Out of the 5 principles of New Media, I have identified 2 key principles that relates best to our Interactive Media Project.
The first principle I have identified is “modularity”. The modularity principle states that new media objects are object-oriented, composed of parts made up of smaller parts reminiscent of a “fractal structure”. Both are often made from independent parts which retain a measure of autonomy even if embedded in another new media object.
For this principle, our project fulfils the modularity principle as the various buttons that are connected to our bed are independent parts not directly connected to it. They are added as a separate piece which is embedded into the bed. Even when the buttons are removed, they can still serve other functions and are not built solely for our bed’s purpose.
The second principle I have identified is variability. This was a key paragraph from the reading which states that “a new media object is not something fixed once and for all, but something that can exist in different, potentially infinite versions” (pp.36). Manovich lists seven examples of variability common in contemporary new media, and also considers more foundational differences variability enables: for example, hypermedia elements and structure need not be “hardwired” as in old media. Variables replace constants, and data separated from algorithms (as in computer programming). But to some extent this variability is radically limited to selection from a group of pre-packaged forms: a concept Manovich will later expand as “selection.”
What this means is that any form of new media is not something fixed. It can exist in many different versions and it doesn’t include a structure. Variability can be found in hypertextual or interactive media where users choose different paths navigating through text, thus accessing different content. And this goes for everyone. This principle of variability assures users that their choices, thoughts and desires are unique to an individual.
How this translates to our project is when users interact with the bed, thus causing the lights to react accordingly. There is no fixed variable and every user’s interaction will result in a completely different outcome. This creates a singular unique experience for each user that is tailored to their personalities and how they interact with the work. There is no structure in this and each experience is it’s own.
These are the 2 key principles I have identified from the readings that related best to our project.
The body storming process allowed us to observe a participant experiencing our installation for the first time. We could understand how they interacted with the materials presented and how to improve the overall experience. Since we gave our participant zero instructions, we could observe how she began to interact with the mattress and react to the lightbulbs.

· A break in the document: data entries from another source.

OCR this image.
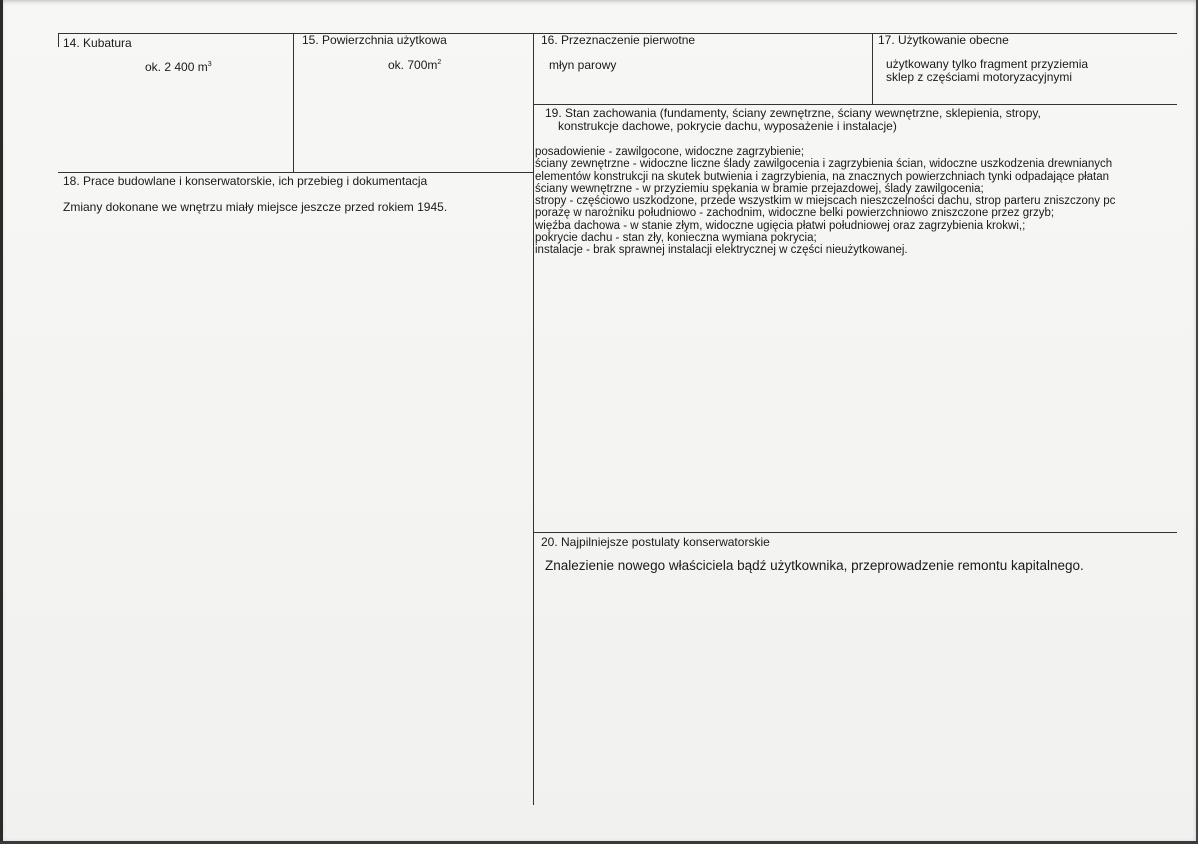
14. Kubatura
ok. 2 400 $m^3$
15. Powierzchnia użytkowa
ok. $700m^2$
16. Przeznaczenie pierwotne
młyn parowy
17. Użytkowanie obecne
użytkowany tylko fragment przyziemia
sklep z częściami motoryzacyjnymi
18. Prace budowlane i konserwatorskie, ich przebieg i dokumentacja
Zmiany dokonane we wnętrzu miały miejsce jeszcze przed rokiem 1945.
19. Stan zachowania (fundamenty, ściany zewnętrzne, ściany wewnętrzne, sklepienia, stropy,
konstrukcje dachowe, pokrycie dachu, wyposażenie i instalacje)
posadowienie - zawilgocone, widoczne zagrzybienie;
ściany zewnętrzne - widoczne liczne ślady zawilgocenia i zagrzybienia ścian, widoczne uszkodzenia drewnianych
elementów konstrukcji na skutek butwienia i zagrzybienia, na znacznych powierzchniach tynki odpadające płatan
ściany wewnętrzne - w przyziemiu spękania w bramie przejazdowej, ślady zawilgocenia;
stropy - częściowo uszkodzone, przede wszystkim w miejscach nieszczelności dachu, strop parteru zniszczony pc
porażę w narożniku południowo - zachodnim, widoczne belki powierzchniowo zniszczone przez grzyb;
więźba dachowa - w stanie złym, widoczne ugięcia płatwi południowej oraz zagrzybienia krokwi,;
pokrycie dachu - stan zły, konieczna wymiana pokrycia;
instalacje - brak sprawnej instalacji elektrycznej w części nieużytkowanej.
20. Najpilniejsze postulaty konserwatorskie
Znalezienie nowego właściciela bądź użytkownika, przeprowadzenie remontu kapitalnego.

Here is a video of the interaction:
The initial response was slower than expected as she didn’t know whether she was allowed to touch the installation. The way she played with it was not surprising. We expected our participants to respond to the lights and react in their own way, by pressing in different pressures and areas. This was encouraging to us because she reacted in a way that we wanted her to. As to understanding our intentions, she was not clear until the description was explained, which was acceptable for us.
During the discussion, she raised the point that she did not know what to do in the beginning. In a way, this was not a huge issue because we wanted the participant to explore and interact with the installation in the most comfortable and organic way possible, without any instructions. She also mentioned that she hoped that there will be different sounds and lightbulb responses each time she pressed on the mattress.

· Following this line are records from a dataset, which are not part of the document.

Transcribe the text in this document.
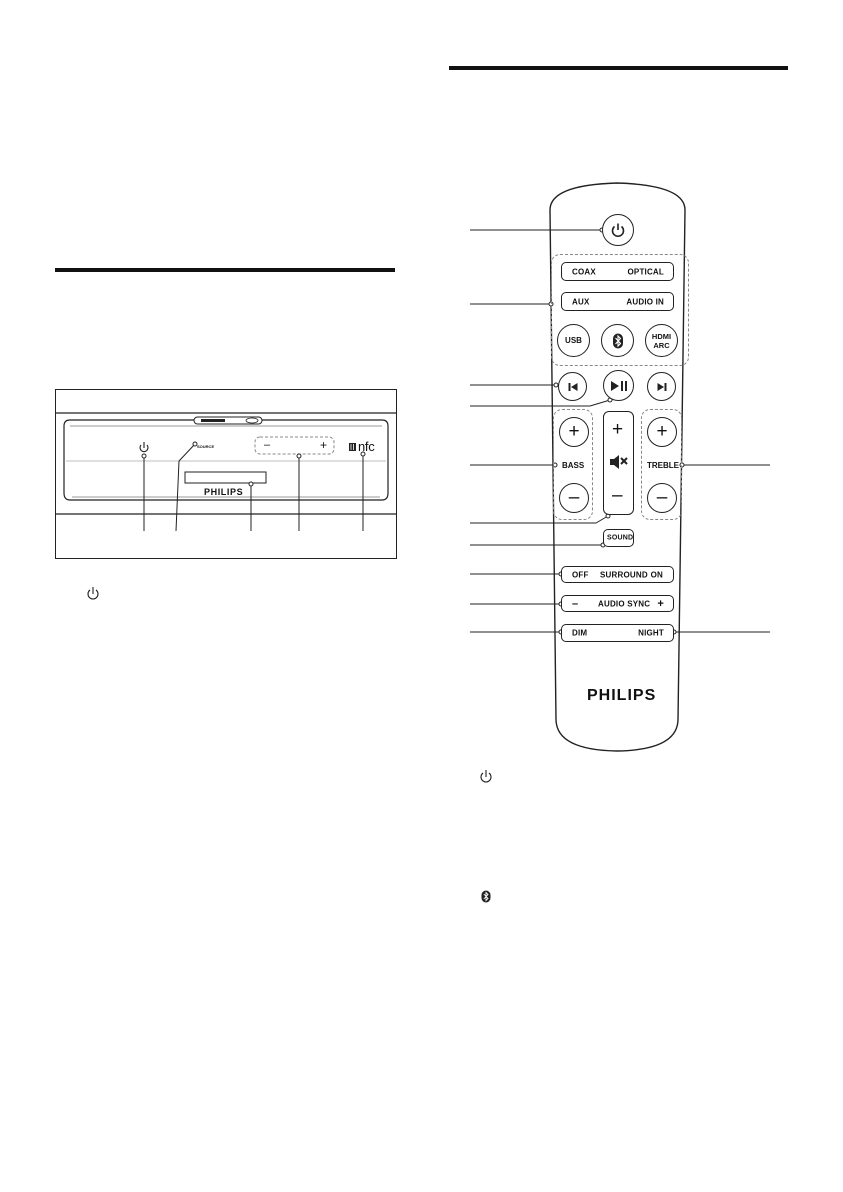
SOURCE	–	+ nfc
PHILIPS
COAX	OPTICAL
AUX	AUDIO IN
USB	HDMI
ARC
+
BASS
–
+
–
+
TREBLE
–
SOUND
OFF SURROUND ON
– AUDIO SYNC +
DIM	NIGHT
PHILIPS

After some thought, we realised we should indicate that the participant is allowed to touch the piece somewhere on the ground below the mattress. We will also explore inputting different intensities of sound and lightbulb response depending on the pressures and positions the participants’ interaction.
I headed over to i Light 2019 the past weekend with a couple of friends & was able to view all if not most of the installations put up. After experiencing them, I have chose 2 that caught my eye to write about specifically.
#1: Halo by Michael Davis
Photo: i Light Singapore Facebook
The work consists of a ‘halos’ or what appear to be giant rings that are connected & arranged together in vertical columns. According to the official description of the piece, it is meant to represent “the never-ending flow of the present moment”. When each of these individual rings are touched, they emit patterns of light and sound. Through this participation of past, present & future visitors, the interaction of this work aims to create a link between the people who have encountered it.
Using a motion sensor of some sort on the rings, when visitors touch each of these halo rings, they produce light and emit sound. The sound produced is almost holy-like, similar to the ringing of giant bells in a Church. There is an eternal feeling with the sound. The interaction is also quite fun as the rings are placed from eye-level to a height that’s almost unreachable. It was fun looking at different guests touching them and even jumping to try to reach the other rings.
The interaction in this work helps to connect the many visitors in a fun way. It explores the grand idea of the inter-connectedness of time & how our past, present & futures could be infinitely linked but in a fun & visually pleasing installation.
#2: Squiggle by Angus Muir
Photo: Shout Facebook
Squiggle is a large scale light installation that is made out of digital neon tubing built on a custom steel framework that covers across the grounds of The Promontory of Marina Bay. The work is visually pleasing to look at and at the entrance of the installation are a few joysticks lined up together. Using the joysticks, viewers are allowed to control the flow of the lights of a certain section of the work.
Controls such as ‘forward’, ‘backward’ or the option to change the colour of the lights are meant to be an abstract reflection of the multi-cultural world we live in.